4 – Depressão: “Dizem que o verdadeiro legado de um herói tem como base as vidas que ele salvou. Me conhecendo. Meu legado vai ser julgado pelas vidas que perdi”. (Homem Aranha). A depressão chega atropelando Peter Parker, não se deve esquecer que o herói adolescente passou por dois momentos difíceis bem no início de sua trajetória de herói (a morte de seu Tio Ben, e de sua namorada Gwen Stacy). A ideia de que “grandes poderes trazem grandes responsabilidades” acerta em cheio o aracnídeo mais famoso do mundo nerd, o fazendo repensar sua vida, suas escolhas, e o quanto Steve Rogers foi importante. “O que nós vamos fazer sem você capitão?” (Homem Aranha).
5 – Aceitação: “Este não tem de ser um dia de tristeza. Podemos aceita-lo como uma dádiva de união e esperança. O tipo de dia pelo qual o Capitão América viveu. (Falcão – Os Vingadores). O dia começa chuvoso na quinta parte da história “Morre uma lenda”, os grandes super-heróis reunidos, não é apenas mais uma missão, a reunião é um tributo, um momento em que o grupo se despede de Steve Rogers. Depois de alguns discursos, ao término da cerimônia a chuva se dissipa, e é possível ver tímidos raios solares, alguns toques de esperança, nas palavras de Falcão: “Steve Rogers, O Capitão América Jamais Morrerá”.

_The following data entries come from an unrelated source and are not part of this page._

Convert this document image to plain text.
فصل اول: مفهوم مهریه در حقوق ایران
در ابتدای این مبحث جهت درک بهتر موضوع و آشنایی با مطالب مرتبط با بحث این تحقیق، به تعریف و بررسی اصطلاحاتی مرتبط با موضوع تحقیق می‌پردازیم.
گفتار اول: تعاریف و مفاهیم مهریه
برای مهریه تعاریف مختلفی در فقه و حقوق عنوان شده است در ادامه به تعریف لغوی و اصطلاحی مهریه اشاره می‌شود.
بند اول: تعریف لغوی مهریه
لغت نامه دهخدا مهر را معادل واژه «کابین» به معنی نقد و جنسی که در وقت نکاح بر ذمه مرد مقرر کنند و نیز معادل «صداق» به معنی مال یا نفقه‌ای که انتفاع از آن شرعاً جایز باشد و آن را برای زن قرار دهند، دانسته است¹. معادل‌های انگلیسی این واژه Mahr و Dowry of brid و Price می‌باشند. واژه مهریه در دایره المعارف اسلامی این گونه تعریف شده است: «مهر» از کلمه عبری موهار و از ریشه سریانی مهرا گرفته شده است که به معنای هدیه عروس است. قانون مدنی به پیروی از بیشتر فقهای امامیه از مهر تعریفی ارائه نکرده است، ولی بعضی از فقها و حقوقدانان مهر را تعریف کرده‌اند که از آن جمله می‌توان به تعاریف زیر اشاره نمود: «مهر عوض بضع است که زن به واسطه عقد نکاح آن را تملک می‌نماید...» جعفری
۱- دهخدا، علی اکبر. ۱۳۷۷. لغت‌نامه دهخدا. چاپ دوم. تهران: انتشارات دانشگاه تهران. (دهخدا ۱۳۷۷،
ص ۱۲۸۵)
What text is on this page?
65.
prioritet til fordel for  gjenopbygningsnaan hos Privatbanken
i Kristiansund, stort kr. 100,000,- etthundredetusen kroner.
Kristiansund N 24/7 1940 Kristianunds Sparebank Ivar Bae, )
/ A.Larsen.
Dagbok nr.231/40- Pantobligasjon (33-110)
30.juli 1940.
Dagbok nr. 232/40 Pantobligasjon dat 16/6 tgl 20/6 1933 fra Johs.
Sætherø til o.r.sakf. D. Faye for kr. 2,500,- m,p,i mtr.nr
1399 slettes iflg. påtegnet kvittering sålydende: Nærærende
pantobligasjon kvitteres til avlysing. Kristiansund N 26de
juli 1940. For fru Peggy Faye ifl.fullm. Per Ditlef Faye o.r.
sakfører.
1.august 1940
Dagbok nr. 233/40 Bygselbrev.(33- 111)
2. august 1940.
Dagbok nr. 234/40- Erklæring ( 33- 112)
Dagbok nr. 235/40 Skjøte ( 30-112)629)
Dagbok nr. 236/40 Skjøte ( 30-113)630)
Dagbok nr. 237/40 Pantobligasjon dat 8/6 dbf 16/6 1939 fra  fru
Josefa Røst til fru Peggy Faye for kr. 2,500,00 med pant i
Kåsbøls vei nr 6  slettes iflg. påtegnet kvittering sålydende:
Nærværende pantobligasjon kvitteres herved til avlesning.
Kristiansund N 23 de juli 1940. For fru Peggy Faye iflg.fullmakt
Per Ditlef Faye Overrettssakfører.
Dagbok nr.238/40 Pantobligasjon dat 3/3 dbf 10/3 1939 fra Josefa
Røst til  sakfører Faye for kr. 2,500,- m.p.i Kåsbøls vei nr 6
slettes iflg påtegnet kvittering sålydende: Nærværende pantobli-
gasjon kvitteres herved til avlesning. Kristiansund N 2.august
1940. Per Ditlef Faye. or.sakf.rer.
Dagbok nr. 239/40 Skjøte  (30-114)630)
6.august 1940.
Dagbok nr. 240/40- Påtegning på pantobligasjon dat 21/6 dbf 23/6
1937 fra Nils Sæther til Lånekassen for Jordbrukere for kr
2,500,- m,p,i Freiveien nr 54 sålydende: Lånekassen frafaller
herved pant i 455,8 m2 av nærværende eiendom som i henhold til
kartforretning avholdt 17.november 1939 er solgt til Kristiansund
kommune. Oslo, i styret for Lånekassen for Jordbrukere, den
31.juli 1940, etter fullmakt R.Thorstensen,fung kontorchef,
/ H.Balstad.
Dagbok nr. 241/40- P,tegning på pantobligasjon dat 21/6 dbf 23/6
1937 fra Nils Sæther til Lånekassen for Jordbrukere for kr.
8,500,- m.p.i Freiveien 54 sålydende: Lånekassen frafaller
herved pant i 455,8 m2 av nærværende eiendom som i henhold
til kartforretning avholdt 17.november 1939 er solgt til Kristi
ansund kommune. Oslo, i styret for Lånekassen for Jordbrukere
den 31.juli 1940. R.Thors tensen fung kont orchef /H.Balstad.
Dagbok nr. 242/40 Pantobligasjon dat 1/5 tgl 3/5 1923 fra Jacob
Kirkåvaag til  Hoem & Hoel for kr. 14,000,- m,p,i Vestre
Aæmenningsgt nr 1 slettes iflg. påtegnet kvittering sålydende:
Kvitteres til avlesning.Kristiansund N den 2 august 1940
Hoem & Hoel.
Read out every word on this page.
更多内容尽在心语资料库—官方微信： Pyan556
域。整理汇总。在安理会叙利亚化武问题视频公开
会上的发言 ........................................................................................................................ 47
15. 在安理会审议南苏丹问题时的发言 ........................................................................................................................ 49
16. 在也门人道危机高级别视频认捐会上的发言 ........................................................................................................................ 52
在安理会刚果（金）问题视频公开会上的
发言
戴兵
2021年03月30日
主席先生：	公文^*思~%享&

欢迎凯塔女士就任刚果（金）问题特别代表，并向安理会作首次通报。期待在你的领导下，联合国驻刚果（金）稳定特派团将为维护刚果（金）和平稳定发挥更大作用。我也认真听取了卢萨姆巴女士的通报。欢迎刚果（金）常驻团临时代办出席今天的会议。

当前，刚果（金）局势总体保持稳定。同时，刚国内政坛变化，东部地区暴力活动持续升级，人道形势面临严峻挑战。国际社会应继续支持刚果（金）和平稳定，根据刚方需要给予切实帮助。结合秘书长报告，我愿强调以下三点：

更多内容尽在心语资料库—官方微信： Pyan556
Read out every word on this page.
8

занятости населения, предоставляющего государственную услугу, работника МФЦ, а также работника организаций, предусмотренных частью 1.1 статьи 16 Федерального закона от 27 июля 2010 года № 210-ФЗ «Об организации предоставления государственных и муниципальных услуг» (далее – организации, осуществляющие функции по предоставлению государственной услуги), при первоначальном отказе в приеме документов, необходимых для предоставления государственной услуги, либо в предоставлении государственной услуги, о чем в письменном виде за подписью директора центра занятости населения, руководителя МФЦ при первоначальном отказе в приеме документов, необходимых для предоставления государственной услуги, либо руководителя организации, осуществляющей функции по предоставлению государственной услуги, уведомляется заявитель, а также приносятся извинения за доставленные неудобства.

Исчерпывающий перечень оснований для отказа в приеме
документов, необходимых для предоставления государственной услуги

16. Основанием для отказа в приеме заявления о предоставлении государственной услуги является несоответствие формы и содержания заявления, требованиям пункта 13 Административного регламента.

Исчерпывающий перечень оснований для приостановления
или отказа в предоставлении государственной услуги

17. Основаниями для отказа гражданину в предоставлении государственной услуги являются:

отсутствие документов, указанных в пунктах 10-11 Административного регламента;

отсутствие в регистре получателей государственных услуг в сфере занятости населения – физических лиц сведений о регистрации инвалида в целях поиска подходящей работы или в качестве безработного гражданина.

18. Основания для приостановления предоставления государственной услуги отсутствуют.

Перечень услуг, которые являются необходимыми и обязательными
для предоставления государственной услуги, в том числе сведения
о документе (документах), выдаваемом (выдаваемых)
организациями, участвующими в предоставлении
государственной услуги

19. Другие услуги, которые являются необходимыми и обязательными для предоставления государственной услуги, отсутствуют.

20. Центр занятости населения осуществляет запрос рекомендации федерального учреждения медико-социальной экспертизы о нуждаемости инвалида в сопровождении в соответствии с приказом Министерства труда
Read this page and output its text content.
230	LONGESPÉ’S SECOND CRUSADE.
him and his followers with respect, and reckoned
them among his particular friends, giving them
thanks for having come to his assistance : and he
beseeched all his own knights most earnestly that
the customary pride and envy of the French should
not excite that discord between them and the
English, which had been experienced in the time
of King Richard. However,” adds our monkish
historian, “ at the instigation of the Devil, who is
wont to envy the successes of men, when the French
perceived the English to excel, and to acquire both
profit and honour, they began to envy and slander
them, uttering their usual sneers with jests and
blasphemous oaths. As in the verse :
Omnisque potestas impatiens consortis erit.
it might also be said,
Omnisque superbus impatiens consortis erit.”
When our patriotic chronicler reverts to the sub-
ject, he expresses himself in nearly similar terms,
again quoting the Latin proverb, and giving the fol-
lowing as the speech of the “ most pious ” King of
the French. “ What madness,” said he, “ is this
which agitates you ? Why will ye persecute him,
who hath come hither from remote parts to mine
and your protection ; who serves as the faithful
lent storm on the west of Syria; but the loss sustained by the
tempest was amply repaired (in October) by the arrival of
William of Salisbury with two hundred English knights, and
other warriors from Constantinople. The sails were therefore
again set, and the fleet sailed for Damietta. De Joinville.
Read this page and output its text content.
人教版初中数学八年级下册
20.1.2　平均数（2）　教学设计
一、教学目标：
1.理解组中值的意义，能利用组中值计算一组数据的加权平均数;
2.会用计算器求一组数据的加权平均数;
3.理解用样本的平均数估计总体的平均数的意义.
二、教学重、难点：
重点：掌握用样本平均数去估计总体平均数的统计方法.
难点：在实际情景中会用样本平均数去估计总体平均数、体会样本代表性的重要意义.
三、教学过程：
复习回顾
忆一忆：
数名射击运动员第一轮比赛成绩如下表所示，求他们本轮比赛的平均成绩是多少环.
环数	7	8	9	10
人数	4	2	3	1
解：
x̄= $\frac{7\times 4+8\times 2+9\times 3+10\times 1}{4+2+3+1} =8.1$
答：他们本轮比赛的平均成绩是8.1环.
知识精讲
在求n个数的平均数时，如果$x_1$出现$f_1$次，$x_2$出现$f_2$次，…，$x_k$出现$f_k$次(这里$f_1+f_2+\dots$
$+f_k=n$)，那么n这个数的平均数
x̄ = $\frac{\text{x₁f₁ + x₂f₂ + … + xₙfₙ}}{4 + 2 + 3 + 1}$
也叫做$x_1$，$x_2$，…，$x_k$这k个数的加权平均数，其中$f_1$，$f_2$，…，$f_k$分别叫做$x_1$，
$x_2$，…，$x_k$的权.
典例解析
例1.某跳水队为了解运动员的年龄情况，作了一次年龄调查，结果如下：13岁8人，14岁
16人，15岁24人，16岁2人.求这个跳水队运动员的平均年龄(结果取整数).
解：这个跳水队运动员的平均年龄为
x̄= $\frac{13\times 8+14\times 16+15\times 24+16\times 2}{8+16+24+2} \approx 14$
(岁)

Em suma, levando em consideração a dificuldade de lidar com a morte de super-heróis, por parte das próprias editoras que até o século XXI dificilmente desconstruíam a imagem de Super-herói = imortal, a leitura de “Morre uma Lenda”, se revela uma boa aquisição para repensar a humanidade, o efeito que uma história em quadrinhos pode causar no leitor, e a habilidade de desenhistas/roteiristas de nos tocar entre as páginas de cada HQ.